The theatrical cut has Connor returning to Zeist by magic and taking Louise along with him. Other cuts have them staying on Earth, because who in their right mind wants to go back to a war-torn planet of assholes?

This film also has several different cuts of it, most famously the so-called "Renegade Version" done by director Russell Mulachy. He was apparently so upset with what happened to the film that he left the world premiere within the first fifteen minutes. I don't blame him. However, the "Renegade Version" has some new sequences, some new voice over work from Christopher Lambert, and a new origin for the Immortals in which they were not aliens from another planet, but people banished from the past on Earth.
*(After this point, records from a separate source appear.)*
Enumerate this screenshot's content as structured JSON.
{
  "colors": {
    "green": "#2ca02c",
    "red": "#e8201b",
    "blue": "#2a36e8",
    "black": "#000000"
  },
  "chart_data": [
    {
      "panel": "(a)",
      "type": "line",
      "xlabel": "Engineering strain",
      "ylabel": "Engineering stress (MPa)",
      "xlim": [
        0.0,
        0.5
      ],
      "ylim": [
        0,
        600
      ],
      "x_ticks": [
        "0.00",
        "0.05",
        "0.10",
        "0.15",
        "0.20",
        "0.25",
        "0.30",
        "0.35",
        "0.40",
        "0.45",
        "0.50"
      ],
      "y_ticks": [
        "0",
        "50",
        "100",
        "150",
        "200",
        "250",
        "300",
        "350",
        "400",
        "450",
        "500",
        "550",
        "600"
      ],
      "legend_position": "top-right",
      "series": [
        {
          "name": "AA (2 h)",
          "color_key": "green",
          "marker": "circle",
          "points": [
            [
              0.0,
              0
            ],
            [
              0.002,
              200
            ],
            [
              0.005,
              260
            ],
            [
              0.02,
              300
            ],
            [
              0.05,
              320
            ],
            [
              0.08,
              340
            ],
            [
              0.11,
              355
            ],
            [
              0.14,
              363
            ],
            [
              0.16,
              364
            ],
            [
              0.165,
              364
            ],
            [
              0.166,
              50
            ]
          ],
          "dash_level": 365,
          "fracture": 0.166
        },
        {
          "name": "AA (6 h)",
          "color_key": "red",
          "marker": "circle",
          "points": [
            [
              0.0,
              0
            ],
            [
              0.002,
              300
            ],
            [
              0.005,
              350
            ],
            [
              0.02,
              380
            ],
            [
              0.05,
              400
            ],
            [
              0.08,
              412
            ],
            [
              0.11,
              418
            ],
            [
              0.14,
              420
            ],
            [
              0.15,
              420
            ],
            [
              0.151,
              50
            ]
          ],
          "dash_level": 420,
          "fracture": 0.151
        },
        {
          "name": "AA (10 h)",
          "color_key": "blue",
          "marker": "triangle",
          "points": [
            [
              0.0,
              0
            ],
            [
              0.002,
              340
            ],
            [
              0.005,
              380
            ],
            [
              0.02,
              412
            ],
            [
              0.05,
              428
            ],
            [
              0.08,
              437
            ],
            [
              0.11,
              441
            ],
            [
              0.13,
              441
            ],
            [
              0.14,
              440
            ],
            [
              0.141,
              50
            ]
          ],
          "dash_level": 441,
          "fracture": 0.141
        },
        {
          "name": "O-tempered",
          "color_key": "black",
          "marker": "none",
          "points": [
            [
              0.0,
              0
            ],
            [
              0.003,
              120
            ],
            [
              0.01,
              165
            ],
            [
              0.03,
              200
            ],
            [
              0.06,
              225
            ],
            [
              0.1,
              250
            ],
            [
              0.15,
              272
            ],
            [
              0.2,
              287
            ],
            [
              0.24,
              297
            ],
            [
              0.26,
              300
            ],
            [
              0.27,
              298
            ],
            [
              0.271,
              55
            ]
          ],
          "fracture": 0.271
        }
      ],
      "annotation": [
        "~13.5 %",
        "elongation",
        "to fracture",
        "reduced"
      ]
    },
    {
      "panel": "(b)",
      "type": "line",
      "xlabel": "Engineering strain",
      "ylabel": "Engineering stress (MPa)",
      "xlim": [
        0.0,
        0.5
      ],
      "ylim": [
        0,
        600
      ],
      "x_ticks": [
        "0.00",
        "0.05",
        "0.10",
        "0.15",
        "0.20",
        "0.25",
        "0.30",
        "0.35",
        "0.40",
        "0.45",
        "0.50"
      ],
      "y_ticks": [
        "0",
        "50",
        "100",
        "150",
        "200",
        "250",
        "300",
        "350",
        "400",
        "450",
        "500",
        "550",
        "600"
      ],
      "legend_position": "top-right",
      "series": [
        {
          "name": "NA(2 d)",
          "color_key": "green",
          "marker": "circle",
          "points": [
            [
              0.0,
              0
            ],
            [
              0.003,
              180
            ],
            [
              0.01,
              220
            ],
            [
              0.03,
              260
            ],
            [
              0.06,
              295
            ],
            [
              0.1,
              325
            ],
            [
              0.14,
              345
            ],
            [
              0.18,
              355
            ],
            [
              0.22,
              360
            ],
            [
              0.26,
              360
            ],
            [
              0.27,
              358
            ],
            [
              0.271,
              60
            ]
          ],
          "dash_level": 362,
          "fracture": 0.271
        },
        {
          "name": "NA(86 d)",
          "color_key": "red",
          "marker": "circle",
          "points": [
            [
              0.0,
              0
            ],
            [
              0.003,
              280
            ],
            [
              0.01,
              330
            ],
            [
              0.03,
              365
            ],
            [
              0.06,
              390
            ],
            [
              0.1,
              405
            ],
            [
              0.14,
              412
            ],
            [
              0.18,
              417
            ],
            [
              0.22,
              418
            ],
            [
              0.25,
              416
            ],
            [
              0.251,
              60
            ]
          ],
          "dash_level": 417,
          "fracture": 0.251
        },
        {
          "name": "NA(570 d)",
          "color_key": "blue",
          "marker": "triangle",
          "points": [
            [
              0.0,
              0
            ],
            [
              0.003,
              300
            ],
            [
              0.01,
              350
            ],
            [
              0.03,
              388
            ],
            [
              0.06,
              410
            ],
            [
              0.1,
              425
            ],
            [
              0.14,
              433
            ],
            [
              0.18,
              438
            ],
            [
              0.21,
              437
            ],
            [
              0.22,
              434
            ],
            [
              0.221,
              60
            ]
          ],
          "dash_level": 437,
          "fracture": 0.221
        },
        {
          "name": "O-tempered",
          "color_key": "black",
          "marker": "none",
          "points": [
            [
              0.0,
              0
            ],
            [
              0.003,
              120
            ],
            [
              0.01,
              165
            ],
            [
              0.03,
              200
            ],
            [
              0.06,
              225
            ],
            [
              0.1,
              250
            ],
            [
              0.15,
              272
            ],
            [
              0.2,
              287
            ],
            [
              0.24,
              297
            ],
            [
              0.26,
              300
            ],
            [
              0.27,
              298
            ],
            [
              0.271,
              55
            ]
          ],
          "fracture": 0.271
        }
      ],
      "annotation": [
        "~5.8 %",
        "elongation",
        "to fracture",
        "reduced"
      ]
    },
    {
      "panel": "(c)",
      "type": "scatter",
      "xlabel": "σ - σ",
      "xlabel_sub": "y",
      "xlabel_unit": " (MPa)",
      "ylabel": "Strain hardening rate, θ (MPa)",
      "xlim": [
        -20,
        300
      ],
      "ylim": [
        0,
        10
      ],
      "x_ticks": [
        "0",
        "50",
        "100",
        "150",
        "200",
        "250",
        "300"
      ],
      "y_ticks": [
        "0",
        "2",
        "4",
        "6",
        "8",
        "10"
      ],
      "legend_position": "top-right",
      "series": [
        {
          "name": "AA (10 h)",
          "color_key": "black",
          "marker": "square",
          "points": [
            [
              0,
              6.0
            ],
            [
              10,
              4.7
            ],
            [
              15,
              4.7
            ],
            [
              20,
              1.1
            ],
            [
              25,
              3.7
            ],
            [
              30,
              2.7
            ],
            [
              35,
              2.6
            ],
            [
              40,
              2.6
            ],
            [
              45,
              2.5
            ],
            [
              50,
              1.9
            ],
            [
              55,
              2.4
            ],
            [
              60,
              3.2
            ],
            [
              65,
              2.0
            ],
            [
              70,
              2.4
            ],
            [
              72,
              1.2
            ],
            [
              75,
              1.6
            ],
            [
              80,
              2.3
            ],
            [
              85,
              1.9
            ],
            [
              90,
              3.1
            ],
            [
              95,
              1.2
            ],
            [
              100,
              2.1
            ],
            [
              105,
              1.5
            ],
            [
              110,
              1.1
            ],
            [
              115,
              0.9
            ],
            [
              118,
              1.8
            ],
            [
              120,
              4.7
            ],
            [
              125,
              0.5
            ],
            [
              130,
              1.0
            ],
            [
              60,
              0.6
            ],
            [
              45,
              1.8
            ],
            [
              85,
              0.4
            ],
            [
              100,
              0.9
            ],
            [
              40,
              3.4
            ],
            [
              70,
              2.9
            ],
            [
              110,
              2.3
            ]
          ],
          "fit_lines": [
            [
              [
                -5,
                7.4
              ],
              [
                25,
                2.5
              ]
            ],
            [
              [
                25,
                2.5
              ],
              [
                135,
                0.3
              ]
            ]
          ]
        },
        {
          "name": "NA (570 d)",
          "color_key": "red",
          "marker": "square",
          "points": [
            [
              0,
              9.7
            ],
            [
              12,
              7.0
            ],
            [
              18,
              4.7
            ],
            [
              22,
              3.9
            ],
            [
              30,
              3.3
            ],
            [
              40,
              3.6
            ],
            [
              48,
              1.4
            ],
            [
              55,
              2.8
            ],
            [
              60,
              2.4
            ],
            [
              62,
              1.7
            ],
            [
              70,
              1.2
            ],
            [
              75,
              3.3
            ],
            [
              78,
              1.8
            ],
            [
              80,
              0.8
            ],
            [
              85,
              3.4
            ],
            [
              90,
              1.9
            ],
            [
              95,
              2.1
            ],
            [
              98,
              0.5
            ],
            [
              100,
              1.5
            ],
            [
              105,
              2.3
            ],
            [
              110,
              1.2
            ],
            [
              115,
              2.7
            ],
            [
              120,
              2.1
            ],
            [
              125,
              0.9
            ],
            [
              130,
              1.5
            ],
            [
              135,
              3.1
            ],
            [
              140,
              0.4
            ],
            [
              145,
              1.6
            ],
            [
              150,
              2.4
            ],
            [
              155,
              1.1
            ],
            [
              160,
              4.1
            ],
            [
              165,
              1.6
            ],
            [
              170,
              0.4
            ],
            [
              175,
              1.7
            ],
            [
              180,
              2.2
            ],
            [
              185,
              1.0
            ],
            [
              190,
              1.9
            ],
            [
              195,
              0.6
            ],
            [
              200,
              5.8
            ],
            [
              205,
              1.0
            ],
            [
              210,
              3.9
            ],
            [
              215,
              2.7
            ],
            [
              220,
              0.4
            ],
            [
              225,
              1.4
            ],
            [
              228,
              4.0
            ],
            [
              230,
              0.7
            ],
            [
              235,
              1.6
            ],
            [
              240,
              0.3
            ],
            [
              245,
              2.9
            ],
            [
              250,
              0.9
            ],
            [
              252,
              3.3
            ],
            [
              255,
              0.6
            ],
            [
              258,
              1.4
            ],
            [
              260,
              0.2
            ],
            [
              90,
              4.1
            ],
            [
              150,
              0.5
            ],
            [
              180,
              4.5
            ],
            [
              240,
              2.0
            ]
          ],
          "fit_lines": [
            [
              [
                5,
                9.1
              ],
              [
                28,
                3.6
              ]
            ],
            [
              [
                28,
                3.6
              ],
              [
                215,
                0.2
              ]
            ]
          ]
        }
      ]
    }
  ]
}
A lot of people have said that the Renegade Version is better. I wouldn't know, I've never seen it. I was stuck with what we originally got.

And what we originally got is just...really bad.

Audiences in 1991 seem to have agreed with that assessment some 29 years before I made it, being that Highlander II made only $15.6 million on a budget of $34 million. I know the joke gets used way, way too often, but there really should have been only one. Bad acting, a terrible plot with holes you could drive a truck through (some of which actually get acknowledged by the movie itself), set design choices that were so blatantly ripped off from Blade Runner for no other reason than dark sci-fi look with any regard for feeling or tone, and just a complete and utter disregard for the franchise they were making a movie for.

Russell Mulcahy even directed the first movie, so he knew what should have been going on. In short, this film is a complete and utter dumpster fire. Nobody who worked on it has good things to say about it, to the point where one of them made up his own version of it just to make some kind of pass at making it watchable.

My advice: don't decapitate this movie, you'll absorb its suck.

Highlander II: The Quickening is brought to us from Davis/Panzer Productions and Interstar.